Bear Stearns passes into Wall Street history

Financial Times – Jimmy Cayne apologised for the first time to Bear Stearns shareholders and employees on Thursday as the investment bank he helped build into a scrappy powerhouse formally disappeared into Wall Street history as the biggest victim of the credit crisis.

Mr Cayne’s comments, made before a packed auditorium at Bear headquarters, came as shareholders approved the sale of the bank to JPMorgan Chase for $10 a share, or $2.2bn. Bear traded above $150 a share as recently as a year ago.

“I just want to personally apologise for what has happened,” Mr Cayne, 74, said at a meeting that lasted less than 10 minutes. “We just ran into our own hurricane.”

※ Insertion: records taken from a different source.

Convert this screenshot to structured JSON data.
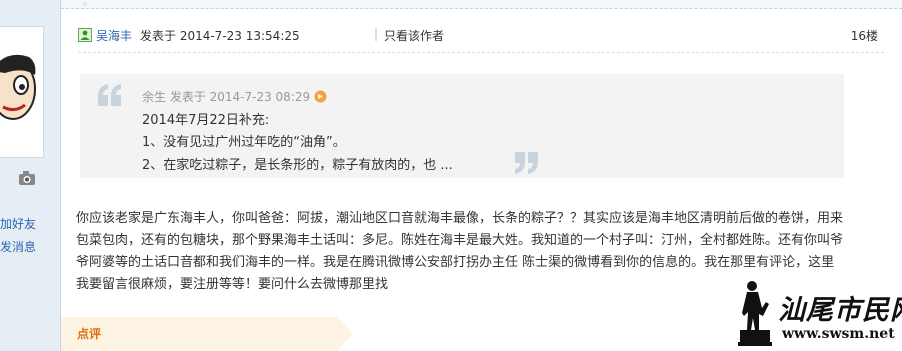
{
  "sidebar": {
    "links": [
      "加好友",
      "发消息"
    ]
  },
  "post": {
    "author": "吴海丰",
    "meta": "发表于 2014-7-23 13:54:25",
    "separator": "|",
    "only_author": "只看该作者",
    "floor": "16楼"
  },
  "quote": {
    "meta": "余生 发表于 2014-7-23 08:29",
    "lines": [
      "2014年7月22日补充:",
      "1、没有见过广州过年吃的“油角”。",
      "2、在家吃过粽子，是长条形的，粽子有放肉的，也 ..."
    ]
  },
  "body": {
    "text": "你应该老家是广东海丰人，你叫爸爸：阿拔，潮汕地区口音就海丰最像，长条的粽子？？其实应该是海丰地区清明前后做的卷饼，用来包菜包肉，还有的包糖块，那个野果海丰土话叫：多尼。陈姓在海丰是最大姓。我知道的一个村子叫：汀州，全村都姓陈。还有你叫爷爷阿婆等的土话口音都和我们海丰的一样。我是在腾讯微博公安部打拐办主任 陈士渠的微博看到你的信息的。我在那里有评论，这里我要留言很麻烦，要注册等等！要问什么去微博那里找"
  },
  "comment": {
    "label": "点评"
  },
  "watermark": {
    "title": "汕尾市民网",
    "url": "www.swsm.net"
  },
  "colors": {
    "link": "#2d64b3",
    "accent": "#e06c0c",
    "quote_bg": "#f3f3f3",
    "sidebar_bg": "#e6eef5"
  },
  "icons": [
    "online-icon",
    "camera-icon",
    "quote-open-icon",
    "quote-close-icon",
    "goto-post-icon"
  ]
}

He was referring to a crisis of confidence that slammed Bear in March, leading clients to flee and lenders to pull the overnight funding on which the bank had become so dependent.

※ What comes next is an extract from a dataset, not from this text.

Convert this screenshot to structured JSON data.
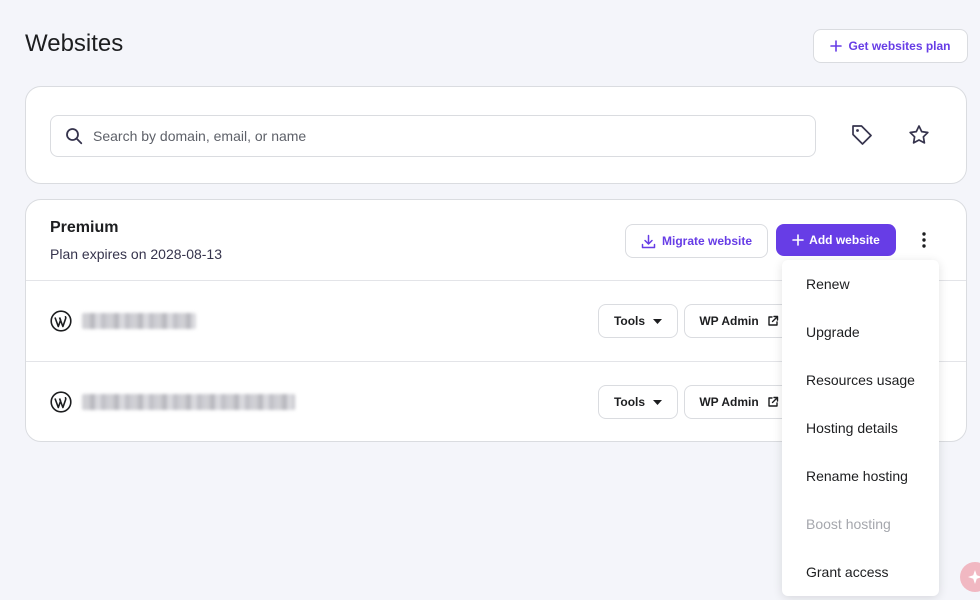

The crisis pushed Bear to the brink of bankruptcy before the Federal Reserve and other regulators stepped in to help broker the sale to JPMorgan for an initial price of $2 per share. JPMorgan later lifted the offer to $10 after an outcry from Bear shareholders.

Bear employees and shareholders on Thursday were not sympathetic to the run-on-the-bank argument, contending that the company could have moved sooner to raise capital and reduce its reliance on borrowed money.

“This did not need to happen and a lot of people lost all they had,” said one Bear trader, smoking a cigarette on the street after the meeting ended.

The trader, who declined to give his name, said he was happy to still have his job even as JPMorgan cuts the vast bulk of Bear‘s former workforce of 14,000. “Maybe they will come in here and really clean this place up,” he said.